🤖 AI Summary
This study addresses the high power consumption and integration challenges of existing adaptive deep brain stimulation (aDBS) systems for long-term Parkinson’s disease treatment by proposing a neuromorphic hardware solution. The authors present SiLIF-DBS, a CMOS-based silicon neuron controller that implements a leaky integrate-and-fire (LIF) neuron model in hardware for the first time. Using the average rectified value of beta-band subthalamic nucleus local field potentials (STN-LFPs) as a biomarker, SiLIF-DBS enables closed-loop adaptive stimulation.

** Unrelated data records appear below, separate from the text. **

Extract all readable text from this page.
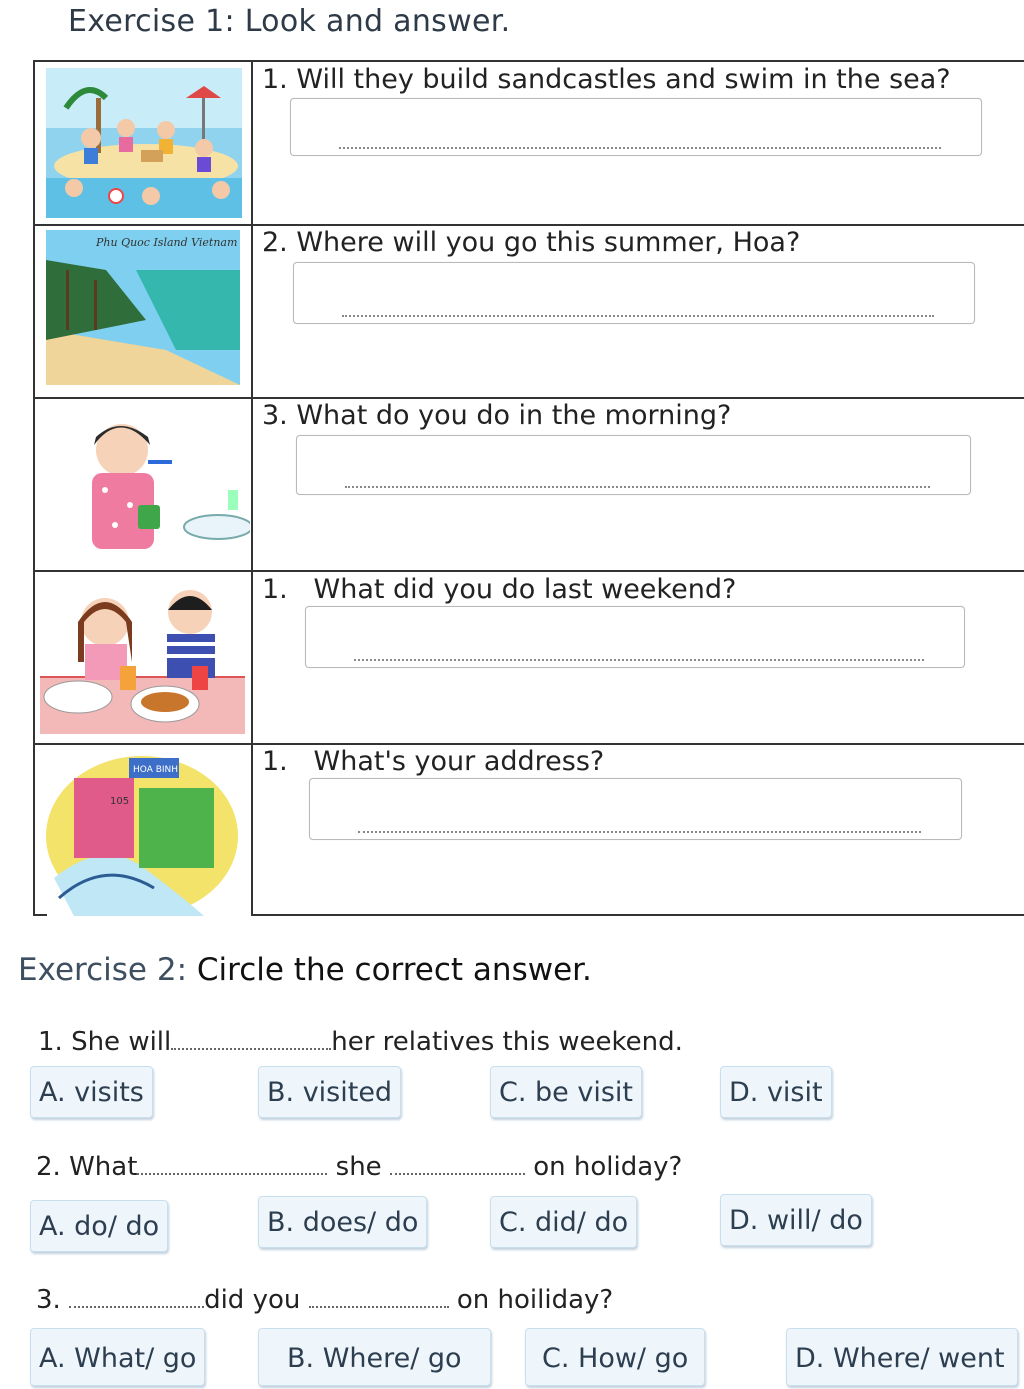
Exercise 1: Look and answer.
1. Will they build sandcastles and swim in the sea?
Phu Quoc Island Vietnam 2. Where will you go this summer, Hoa?
3. What do you do in the morning?
1. What did you do last weekend?
HOA BINH
105
1. What's your address?
Exercise 2: Circle the correct answer.
1. She will	her relatives this weekend.
A. visits	B. visited	C. be visit	D. visit
2. What	she	on holiday?
A. do/ do	B. does/ do	C. did/ do	D. will/ do
3.	did you	on hoiliday?
A. What/ go	B. Where/ go	C. How/ go	D. Where/ went
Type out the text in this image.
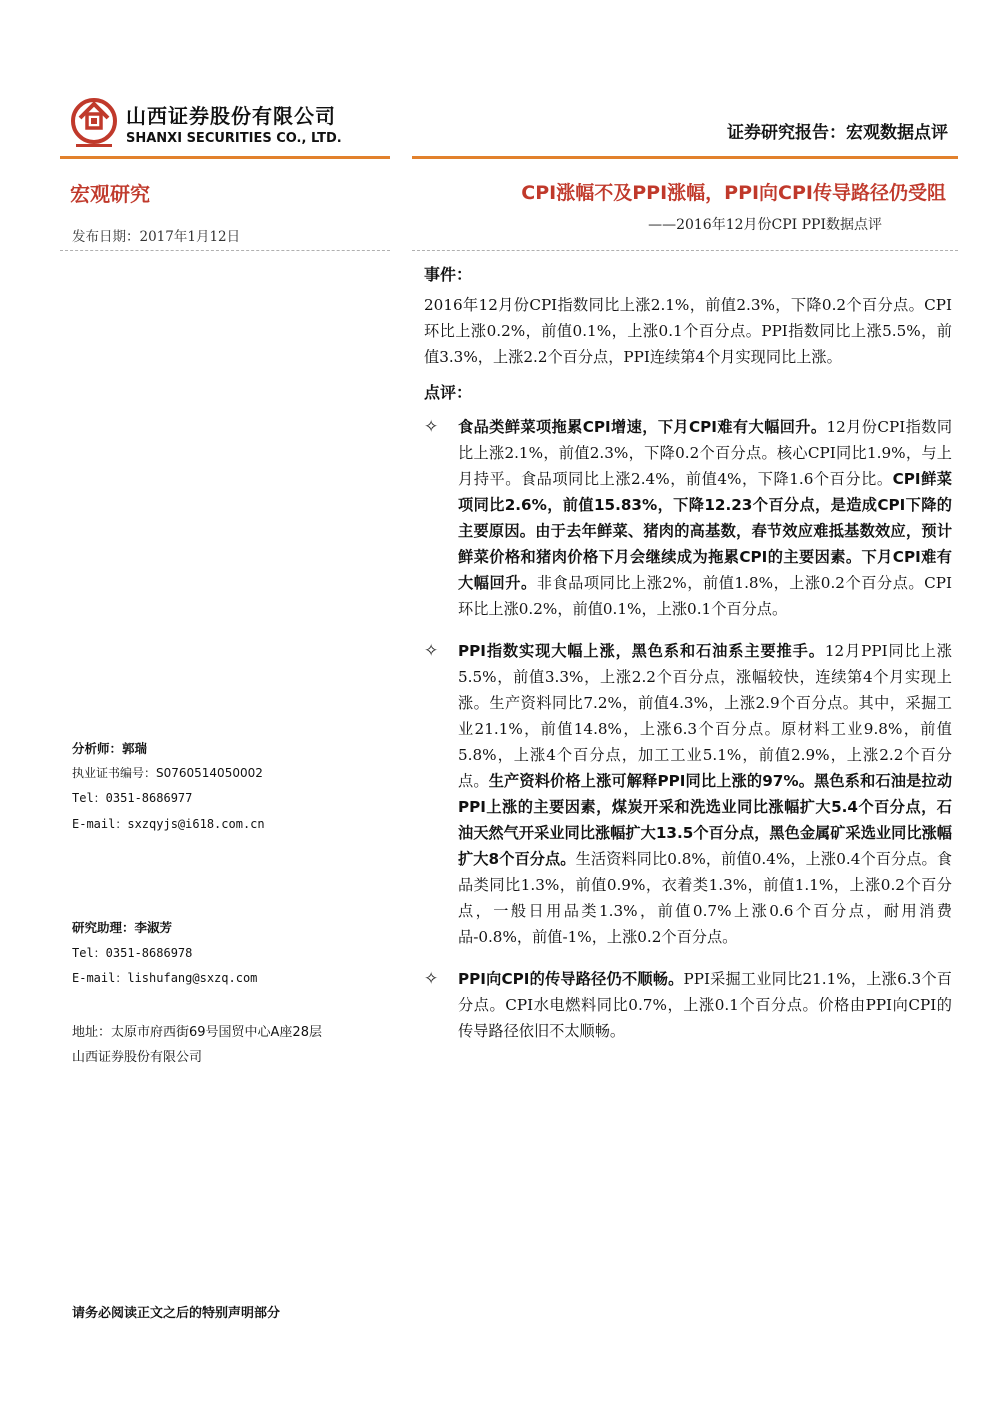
山西证券股份有限公司
SHANXI SECURITIES CO., LTD.	证券研究报告：宏观数据点评
宏观研究
发布日期：2017年1月12日
分析师：郭瑞
执业证书编号：S0760514050002
Tel：0351-8686977
E-mail：sxzqyjs@i618.com.cn
研究助理：李淑芳
Tel：0351-8686978
E-mail：lishufang@sxzq.com
地址：太原市府西街69号国贸中心A座28层
山西证券股份有限公司
CPI涨幅不及PPI涨幅，PPI向CPI传导路径仍受阻
——2016年12月份CPI PPI数据点评
事件：
2016年12月份CPI指数同比上涨2.1%，前值2.3%，下降0.2个百分点。CPI环比上涨0.2%，前值0.1%，上涨0.1个百分点。PPI指数同比上涨5.5%，前值3.3%，上涨2.2个百分点，PPI连续第4个月实现同比上涨。
点评：
✧ 食品类鲜菜项拖累CPI增速，下月CPI难有大幅回升。12月份CPI指数同比上涨2.1%，前值2.3%，下降0.2个百分点。核心CPI同比1.9%，与上月持平。食品项同比上涨2.4%，前值4%，下降1.6个百分比。CPI鲜菜项同比2.6%，前值15.83%，下降12.23个百分点，是造成CPI下降的主要原因。由于去年鲜菜、猪肉的高基数，春节效应难抵基数效应，预计鲜菜价格和猪肉价格下月会继续成为拖累CPI的主要因素。下月CPI难有大幅回升。非食品项同比上涨2%，前值1.8%，上涨0.2个百分点。CPI环比上涨0.2%，前值0.1%，上涨0.1个百分点。
✧ PPI指数实现大幅上涨，黑色系和石油系主要推手。12月PPI同比上涨5.5%，前值3.3%，上涨2.2个百分点，涨幅较快，连续第4个月实现上涨。生产资料同比7.2%，前值4.3%，上涨2.9个百分点。其中，采掘工业21.1%，前值14.8%，上涨6.3个百分点。原材料工业9.8%，前值5.8%，上涨4个百分点，加工工业5.1%，前值2.9%，上涨2.2个百分点。生产资料价格上涨可解释PPI同比上涨的97%。黑色系和石油是拉动PPI上涨的主要因素，煤炭开采和洗选业同比涨幅扩大5.4个百分点，石油天然气开采业同比涨幅扩大13.5个百分点，黑色金属矿采选业同比涨幅扩大8个百分点。生活资料同比0.8%，前值0.4%，上涨0.4个百分点。食品类同比1.3%，前值0.9%，衣着类1.3%，前值1.1%，上涨0.2个百分点，一般日用品类1.3%，前值0.7%上涨0.6个百分点，耐用消费品-0.8%，前值-1%，上涨0.2个百分点。
✧ PPI向CPI的传导路径仍不顺畅。PPI采掘工业同比21.1%，上涨6.3个百分点。CPI水电燃料同比0.7%，上涨0.1个百分点。价格由PPI向CPI的传导路径依旧不太顺畅。
请务必阅读正文之后的特别声明部分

The system achieves a 75% reduction in power consumption compared to open-loop stimulation while delivering a beta oscillation suppression efficiency of 5.85%/μW, demonstrating its potential as a low-power, implantable aDBS platform capable of effectively suppressing pathological neural activity.
📝 Abstract
Parkinson's disease (PD) affects millions worldwide and causes severe motor symptoms. Adaptive deep brain stimulation (aDBS) delivers physiologically informed stimulation that can track fluctuations in PD motor symptoms, enabling more intelligent DBS control. However, most existing aDBS approaches are primarily algorithm- and software-driven, with limited efforts toward circuit realization, particularly low-power and implantable integrated circuits. This paper presents the Silicon Leaky Integrate-and-Fire Deep Brain Stimulation (SiLIF-DBS) controller, a neuromorphic silicon neuron stimulator implemented with metal-oxide-semiconductor (CMOS) technology. For system-level evaluation, a simplified computational model of the SiLIF-DBS controller is derived and embedded within a Parkinsonian cortico-basal ganglia framework for closed-loop validation. The system is driven by beta-band subthalamic nucleus local field potentials (STN-LFPs), with their average rectified value (Beta ARV) used as the control biomarker. Our SiLIF-DBS controller for aDBS suppresses pathological beta activity while consuming only 25% of the power required by open-loop stimulation and achieving a suppression efficiency of $5.85\%$/$μ$W. Overall, our SiLIF-DBS controller achieves strong beta suppression at substantially reduced power, delivering high suppression efficiency that demonstrates it is a viable foundation for low-power implantable aDBS.